Telecom is dependent on China from a network standpoint as well as for 4G smartphone handsets as China caters to more than 75 per cent of the Indian handset demand.

Various sectors have material inter-linkages with China and form a critical part of the supply-chain for many firms in India.

"Any potential escalation between the two nations could increase operational and supply-chain risks in the current economic backdrop even as economies look to recover from the pandemic," said the report.

"Overall, it will be difficult and expensive for Indian firms to immediately find alternative suppliers.
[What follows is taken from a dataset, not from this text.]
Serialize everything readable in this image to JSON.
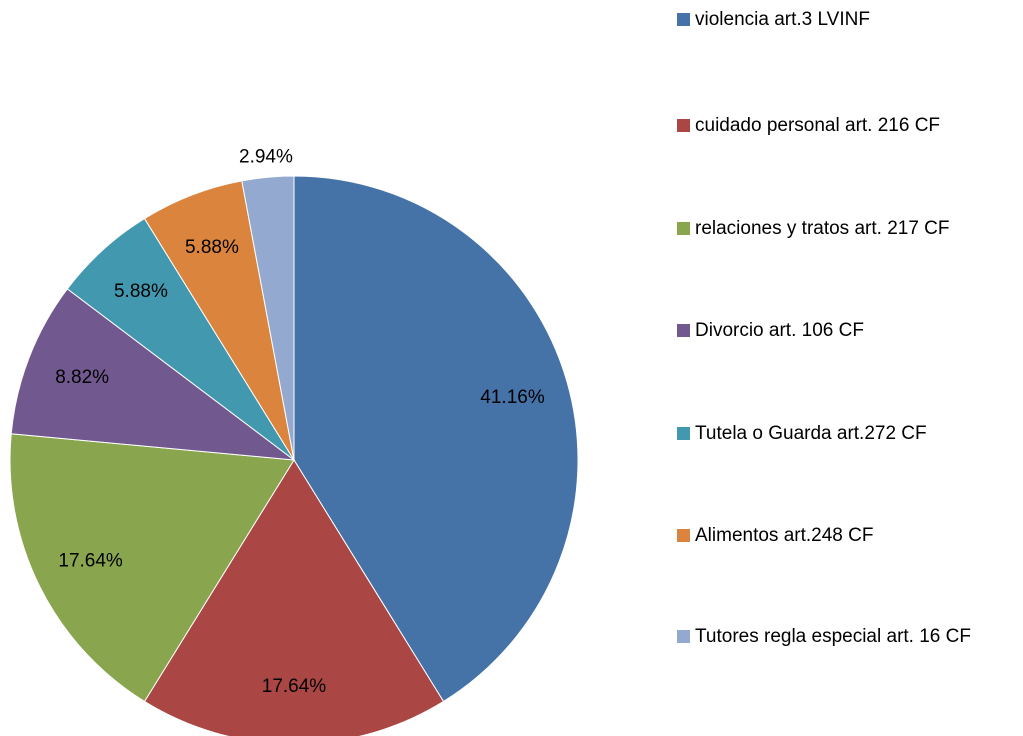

Structural reforms are crucial for manufacturing competitiveness and reducing long-term dependence on China."

In the short-to-medium term, deep inter-linkages of several sectors preclude any meaningful retaliation on the trade front, said the report.

However, as the world looks to de-risk its supply-chain from China given the backdrop of the Covid-19 pandemic from a long-term perspective, the need for emphasis on Indian manufacturing gets reinforced now.

Further, the Indian government has also announced several measures to drive self-dependence in various aspects (Atmanirbhar Bharat).

For a sustained change, however, structural reforms encouraging manufacturing (ease of doing business, ease of compliance burden, etc) and market reforms (land, labour and capital) will augur well to augment India's manufacturing competitiveness.